Współpracownik Piotra K. wyznaje: On ma 40 milionów, jest geniuszem!

2015-06-27 17:27

Piotr K. jest oskarżony o to, że oferował klientom rzekomo bezpłatne próbki kosmetyków, za które w rzeczywistości naliczał wysokie opłaty. Prokuratura zarzuca mu również, że bez odpowiednich zezwoleń wprowadził na rynek preparaty do wybielania zębów. Wobec 23-latka uchylono areszt ze względu na wpłacenie przez niego kaucji w wysokości 200 tys. zł. Zobaczcie, co mówi o nim współpracownik! Ujawnia zaskakujące fakty!

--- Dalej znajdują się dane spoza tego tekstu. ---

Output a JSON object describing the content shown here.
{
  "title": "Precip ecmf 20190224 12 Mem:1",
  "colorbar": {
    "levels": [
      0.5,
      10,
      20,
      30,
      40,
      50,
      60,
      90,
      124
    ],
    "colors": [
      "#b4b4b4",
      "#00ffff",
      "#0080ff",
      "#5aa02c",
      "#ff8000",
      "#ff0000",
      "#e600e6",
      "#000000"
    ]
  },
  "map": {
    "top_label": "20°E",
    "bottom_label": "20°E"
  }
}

Bezpardonowe oszustwa połączone z bardzo dobrym marketingiem - to przepis na sukces „najmłodszego polskiego milionera” Piotra K., który kilka dni temu trafił do aresztu. Pogrążyły go zeznania jednego z najbliższych współpracowników, Bartosza Witakowskiego, który opowiedział o sekretach jego biznesu. – Na swój sposób, był geniuszem. Piotr wszystko wymyślał sam, a jednocześnie - nawet wśród pracowników - utrzymywał przekonanie, że produkty, które dystrybuuje to są produkty najwyższej jakości. – powiedział mężczyzna. Świadek zdradził również rzeczywistą wartość zakupowanych przez klientów produktów. – Produkt reklamowany w mediach, który można było kupić za 87 zł, naprawdę wraz z opakowaniem był wart 2,60 zł. Nikomu to w niczym nie mogło ani pomóc, ani zaszkodzić. To mieszanka zbóż i ziół. Jedyne, co powodują to efekt placebo - powiedział Bartosz Witakowski.

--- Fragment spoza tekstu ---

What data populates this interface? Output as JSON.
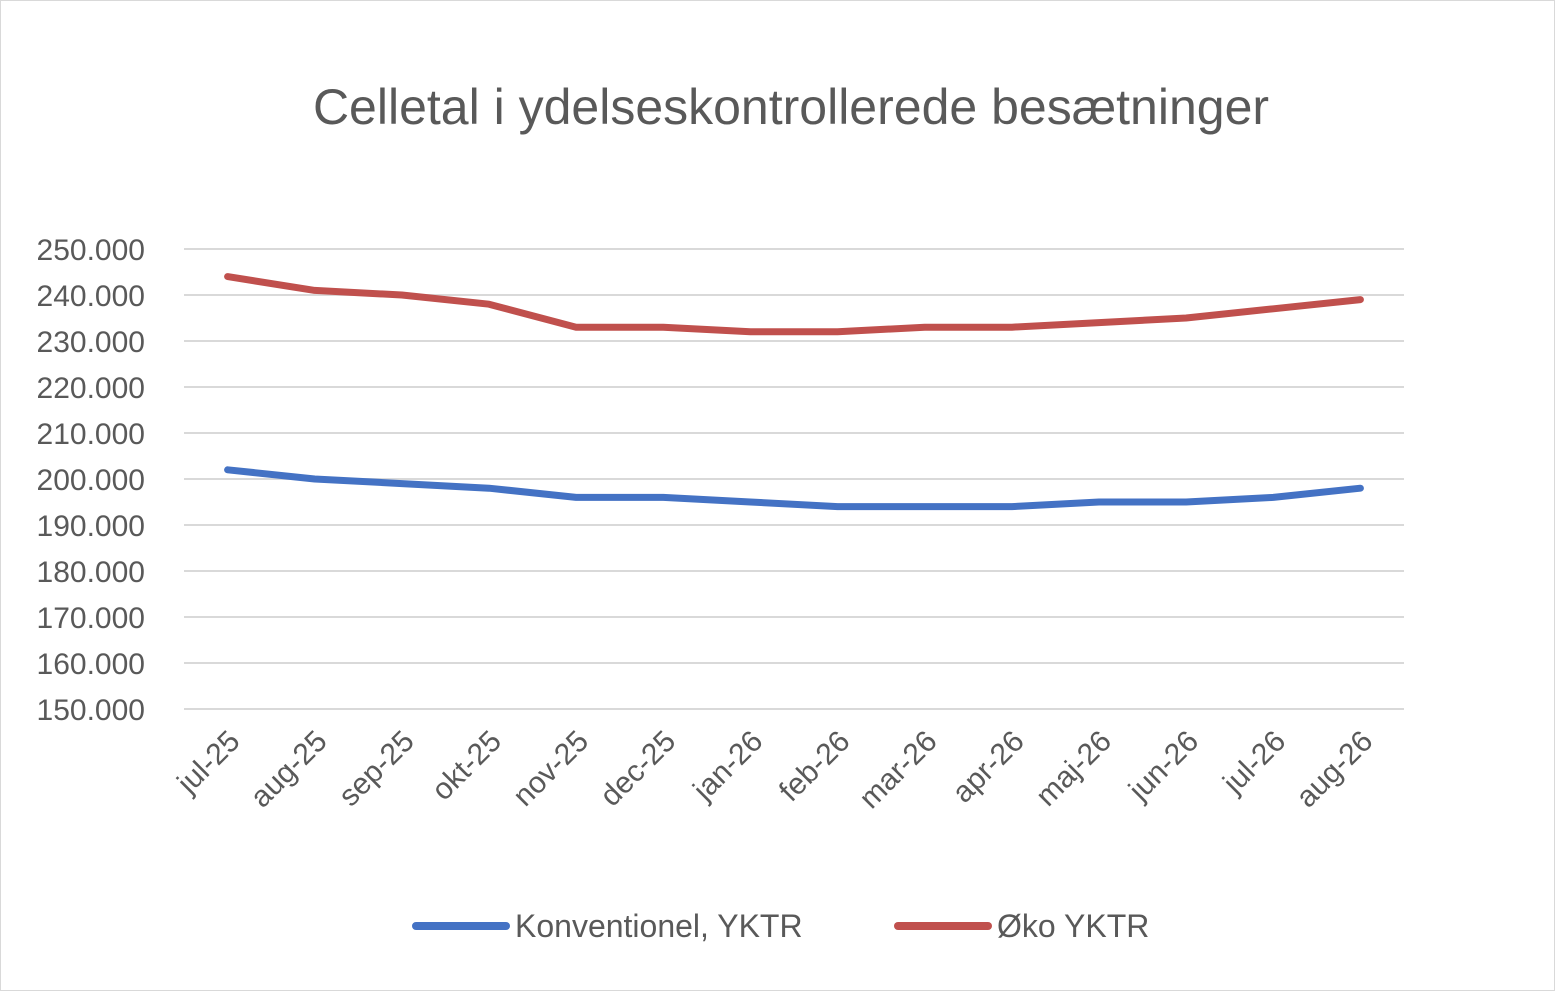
{
  "chart_data": {
    "type": "line",
    "title": "Celletal i ydelseskontrollerede besætninger",
    "categories": [
      "jul-25",
      "aug-25",
      "sep-25",
      "okt-25",
      "nov-25",
      "dec-25",
      "jan-26",
      "feb-26",
      "mar-26",
      "apr-26",
      "maj-26",
      "jun-26",
      "jul-26",
      "aug-26"
    ],
    "y_ticks": [
      "150.000",
      "160.000",
      "170.000",
      "180.000",
      "190.000",
      "200.000",
      "210.000",
      "220.000",
      "230.000",
      "240.000",
      "250.000"
    ],
    "ylim": [
      150000,
      250000
    ],
    "y_step": 10000,
    "grid": true,
    "legend_position": "bottom",
    "series": [
      {
        "name": "Konventionel, YKTR",
        "color": "#4472c4",
        "values": [
          202000,
          200000,
          199000,
          198000,
          196000,
          196000,
          195000,
          194000,
          194000,
          194000,
          195000,
          195000,
          196000,
          198000
        ]
      },
      {
        "name": "Øko YKTR",
        "color": "#c0504d",
        "values": [
          244000,
          241000,
          240000,
          238000,
          233000,
          233000,
          232000,
          232000,
          233000,
          233000,
          234000,
          235000,
          237000,
          239000
        ]
      }
    ]
  }
}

Sprzedaż suplementów przyniosła Piotrowi K. krociowe zyski. - Obrót firmy w marcu to ok. 3,5 mln zł – twierdzi jego były współpracownik. „Najmłodszy polski milioner” nie miał żadnych zahamowań. Swoje produkty reklamował, jako skuteczne środki nie tylko na odchudzanie, ale także na wątrobę, żylaki a nawet raka.

W lutym prokuratura postawiła młodemu biznesmenowi zarzut wprowadzania do obrotu kosmetyków niezgodnie z prawem. - Podejrzewam, że White Time był w sprzedaży do zeszłego czwartku, kiedy Piotr K. został zatrzymany – mówi Witakowski. Teraz magazyn jest już zabezpieczony przez policję. Piotr K. wyszedł na wolność po wpłaceniu 200 tysięcy złotych kaucji. Ma zakaz opuszczania kraju i musi dwa razy w tygodniu stawiać się w komisariacie policji. W areszcie przebywa najbliższy współpracownik Piotra K., Mikołaj D.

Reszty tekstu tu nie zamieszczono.